3.  The New Product Palm Needs to Make

I just got YANCP, yet another new cell phone, and I am now doing the "MKIPNWCTPL" dance- (that's manually keying in phone numbers while cursing the phone loudly).  I mean, really.  Does anyone enjoy that "Press 2 the times for the letter C" crap?  Here's what Palm needs to make: SyncPhone.  What is it?  Is it a Treo like device?  Does it do email?  Does it do Grafitti? Nope. All I want is a damn standard cell with a cradle and HotSync.  Let me easily move a subset of contact info to it quickly and easily and take the #s I do add to the phone via MKIPNWCTPL back to Outlook.  I know this isn't a technology challenge at all.  I know it's only a cell phone with a USB connector and less software than you've ever shipped in a product.  So what!  Selling products is about solving a customer problem.  And HotSync brilliantly solved a huge problem.  You need to recognize this and solve this product for your customers.

Give it HotSync, a cradle and USB support and it's SyncPhone:

i80sTM

(Yup.  I'm now a happy Nextel customer)

Note what's missing – no big screen, no keyboard, no stylus, etc.  It's just a damn phone with a cable.  That's all I want.
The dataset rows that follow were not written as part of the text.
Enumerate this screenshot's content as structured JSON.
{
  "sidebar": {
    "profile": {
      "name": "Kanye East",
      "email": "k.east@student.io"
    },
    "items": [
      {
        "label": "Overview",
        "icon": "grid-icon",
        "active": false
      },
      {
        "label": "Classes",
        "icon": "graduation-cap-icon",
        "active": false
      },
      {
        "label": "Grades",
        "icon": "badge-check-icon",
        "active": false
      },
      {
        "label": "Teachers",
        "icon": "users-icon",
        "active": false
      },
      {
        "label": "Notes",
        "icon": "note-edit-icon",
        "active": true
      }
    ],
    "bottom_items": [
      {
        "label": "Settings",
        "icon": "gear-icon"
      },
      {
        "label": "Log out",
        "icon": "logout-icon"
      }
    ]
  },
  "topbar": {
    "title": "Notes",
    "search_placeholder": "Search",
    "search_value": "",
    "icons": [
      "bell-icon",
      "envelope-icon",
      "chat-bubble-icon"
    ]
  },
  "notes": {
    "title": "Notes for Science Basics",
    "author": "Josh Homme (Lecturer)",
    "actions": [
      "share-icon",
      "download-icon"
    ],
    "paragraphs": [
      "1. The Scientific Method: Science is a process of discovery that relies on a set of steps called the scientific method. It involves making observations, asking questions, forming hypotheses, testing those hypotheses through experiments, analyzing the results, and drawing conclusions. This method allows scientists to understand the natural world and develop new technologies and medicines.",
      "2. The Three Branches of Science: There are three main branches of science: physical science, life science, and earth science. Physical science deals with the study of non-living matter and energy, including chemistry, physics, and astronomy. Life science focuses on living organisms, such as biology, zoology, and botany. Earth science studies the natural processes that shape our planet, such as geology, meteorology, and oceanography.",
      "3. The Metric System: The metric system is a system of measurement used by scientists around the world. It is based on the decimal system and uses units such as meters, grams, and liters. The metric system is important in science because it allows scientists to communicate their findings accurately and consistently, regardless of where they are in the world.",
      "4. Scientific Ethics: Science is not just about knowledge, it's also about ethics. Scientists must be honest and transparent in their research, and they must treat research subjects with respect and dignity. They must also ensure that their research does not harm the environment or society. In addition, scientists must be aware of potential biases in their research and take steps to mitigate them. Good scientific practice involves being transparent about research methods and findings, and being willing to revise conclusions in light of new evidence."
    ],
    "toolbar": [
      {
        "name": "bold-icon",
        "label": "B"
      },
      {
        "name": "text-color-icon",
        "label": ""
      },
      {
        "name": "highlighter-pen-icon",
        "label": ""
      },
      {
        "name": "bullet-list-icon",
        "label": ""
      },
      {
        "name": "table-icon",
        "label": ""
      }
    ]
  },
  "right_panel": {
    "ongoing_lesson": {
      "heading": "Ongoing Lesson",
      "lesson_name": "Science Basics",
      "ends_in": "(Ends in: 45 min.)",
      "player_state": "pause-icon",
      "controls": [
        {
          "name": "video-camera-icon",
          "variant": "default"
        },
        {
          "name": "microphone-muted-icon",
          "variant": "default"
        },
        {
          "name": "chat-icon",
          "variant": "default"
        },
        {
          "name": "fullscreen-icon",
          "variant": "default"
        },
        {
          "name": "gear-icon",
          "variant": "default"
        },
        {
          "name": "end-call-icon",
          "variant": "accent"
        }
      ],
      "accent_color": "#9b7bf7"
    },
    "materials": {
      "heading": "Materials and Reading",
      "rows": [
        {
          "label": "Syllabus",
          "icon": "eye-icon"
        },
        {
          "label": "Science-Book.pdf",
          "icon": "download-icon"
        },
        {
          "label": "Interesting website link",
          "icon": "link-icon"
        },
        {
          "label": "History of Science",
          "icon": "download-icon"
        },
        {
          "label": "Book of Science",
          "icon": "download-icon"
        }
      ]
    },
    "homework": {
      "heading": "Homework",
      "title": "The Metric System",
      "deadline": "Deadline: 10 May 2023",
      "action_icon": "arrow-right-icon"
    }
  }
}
4.  Here's Another Reason Why You Need to Make This Product

And besides the fact that you'd sell a LOT of these, there's another reason to make this product: People buy new cell phones a LOT more frequently than PDAs.  I'm still carrying, and occasionally using, a Palm IIIx (bought in 1999 no less) but I've had 4 cell phones since (dropped one out a car window), changed plans 3 times, etc.  Sure I had a bad experience which biased me against upgrading my Palm but the new features of a PDA just aren't that compelling to force the regular upgrade that Pam needs for greater revenue.  Just the ability to change your billing plan alone will force you to ugprade your cell phone regularly.  So not only can you (hopefully) get a piece of the call revenue but you also can benefit from this upgrade potential.  And, since cell phones are carried EVERYWHERE these days, they are used harder than PDAs which leads to breakage and replacement revenues.  And we'll all need additional sync cables, chargers and such.

Conclusion

Make my next cell phone a SyncPhone.

Conclusion 2

Yes there are some phones out there that are kind of sync'able.  I do know this.  My point with this essay is as follows:

  • Solve the problem customers actually have, not the problems that you perceive (it's about Sync not about total functionality; I don't need Notes and Calendar on a cell phone, my phone #s are just fine, thank you very much)
  • Lots and lots of technology isn't always good (SyncPhone is easy)
  • Markets evolve and products need to evolve with them (in 96 cell phones mattered less so you carried your #s with you and called from a land line; now you use a cell phone)
  • Palm has a trusted brand with HotSync and millions of users who think it works.  This can be leveraged into an entirely new business.
  • Size matters.  And in this case, smaller is better.

Note: Elapsed time, start to finish, about 53 minutes.  Very cool.